The AA's conclusions are summarised within Section 10 of the Scheme Transfer Report as set out below:
"Given the expected financial position of HG/AUST immediately following the transfer we are satisfied that the Scheme provides adequate financial security to the policyholders of both companies; noting that there is always uncertainty with the outcome of insurance business and ongoing solvency cannot be guaranteed.
Given that the HDI-GAUS policies will be assumed by HG/AUST with no changes to the policy terms and conditions, we are satisfied that the Scheme will not adversely impact the interests of HDI-GAUS policyholders in this regard.
Give the claims management practices of each company now and the plans for claims management practices following the transfer, we do not believe that there will be any detriment to policyholders in this regard.
In summary, we are satisfied that the interests of policyholders should not be adversely affected in any material way as a consequence of the Scheme."

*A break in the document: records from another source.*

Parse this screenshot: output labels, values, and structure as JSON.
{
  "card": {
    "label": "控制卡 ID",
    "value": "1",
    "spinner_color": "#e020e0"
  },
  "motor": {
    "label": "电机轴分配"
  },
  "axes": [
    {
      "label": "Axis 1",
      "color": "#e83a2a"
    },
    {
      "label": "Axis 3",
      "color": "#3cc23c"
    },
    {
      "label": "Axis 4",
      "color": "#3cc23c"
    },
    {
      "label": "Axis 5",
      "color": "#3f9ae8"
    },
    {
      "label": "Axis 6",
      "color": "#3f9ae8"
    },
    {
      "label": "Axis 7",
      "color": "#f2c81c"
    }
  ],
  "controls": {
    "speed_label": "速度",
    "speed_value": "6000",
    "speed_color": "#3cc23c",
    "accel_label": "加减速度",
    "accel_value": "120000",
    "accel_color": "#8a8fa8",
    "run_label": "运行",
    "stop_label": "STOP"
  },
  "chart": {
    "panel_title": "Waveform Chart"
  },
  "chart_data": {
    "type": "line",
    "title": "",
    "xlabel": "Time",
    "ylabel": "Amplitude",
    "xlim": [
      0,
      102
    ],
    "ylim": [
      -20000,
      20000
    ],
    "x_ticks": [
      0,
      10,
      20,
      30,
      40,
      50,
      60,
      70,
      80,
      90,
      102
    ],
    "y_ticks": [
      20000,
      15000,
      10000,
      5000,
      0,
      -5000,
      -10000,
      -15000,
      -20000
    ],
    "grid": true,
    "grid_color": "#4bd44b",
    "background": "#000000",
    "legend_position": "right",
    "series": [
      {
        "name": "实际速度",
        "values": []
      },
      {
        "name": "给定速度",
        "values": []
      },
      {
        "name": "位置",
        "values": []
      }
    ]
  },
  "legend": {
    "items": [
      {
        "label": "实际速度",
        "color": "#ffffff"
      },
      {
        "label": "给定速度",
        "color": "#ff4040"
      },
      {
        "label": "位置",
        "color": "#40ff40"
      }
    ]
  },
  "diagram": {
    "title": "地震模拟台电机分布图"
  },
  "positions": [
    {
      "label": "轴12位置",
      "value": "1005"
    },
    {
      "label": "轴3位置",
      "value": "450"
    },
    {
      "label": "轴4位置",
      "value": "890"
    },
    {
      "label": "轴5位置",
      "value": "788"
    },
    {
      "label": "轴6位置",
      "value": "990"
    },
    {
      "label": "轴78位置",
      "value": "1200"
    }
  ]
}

Having carried out the review as described in this report, nothing has come to my attention that would lead me to believe that the AA's conclusions are unreasonable.
45 The points which Mr Gibbs noted were twofold. First, there was a shift for the policyholders of the Australian Subsidiary from an ASIC registered company to a branch and Mr Gibbs points out that any risks and implications of that shift are not discussed in Mr Payne's report. The second point is that Mr Gibbs says that he "noted a number of ambiguous statements" in Mr Payne's report. The ambiguities are not set out, but he said they were discussed with Mr Payne but remain unchanged in Mr Payne's final report.
46 Mr Payne deals with the issues raised by Mr Gibbs. He responds to Mr Gibbs's report in his affidavit of 23 June 2010 in a way which is sufficient to satisfy me that the issues raised by Mr Gibbs do not affect the conclusions reached by Mr Payne. The conclusions are summarised by Mr Payne in paragraph 4 and 5 of his affidavit as follows:
4. For the reasons set out in my report, I am of the opinion and belief that:
(a) given the expected financial position of the Australian branch of the German Company immediately following the transfer, I am satisfied that the Scheme provides adequate financial security to the policyholders of both companies; noting that there is always uncertainty with the outcome of insurance business and ongoing solvency cannot be guaranteed;
(b) given that the Australian Subsidiary policies will be assumed by the Australian branch of the German Company with no changes to the policy terms and conditions, I am satisfied that the Scheme will not adversely impact the interests of the Australian Subsidiary policyholders in this regards; and
(c) given the claims management practices of each company will remain unchanged as the same staff will continue to manage the claims following the transfer, I do not believe that there will be any detriment to policyholders in this regard.
5. In summary, I am satisfied that the interests of policyholders should not be adversely affected in any material way as a consequence of the Scheme.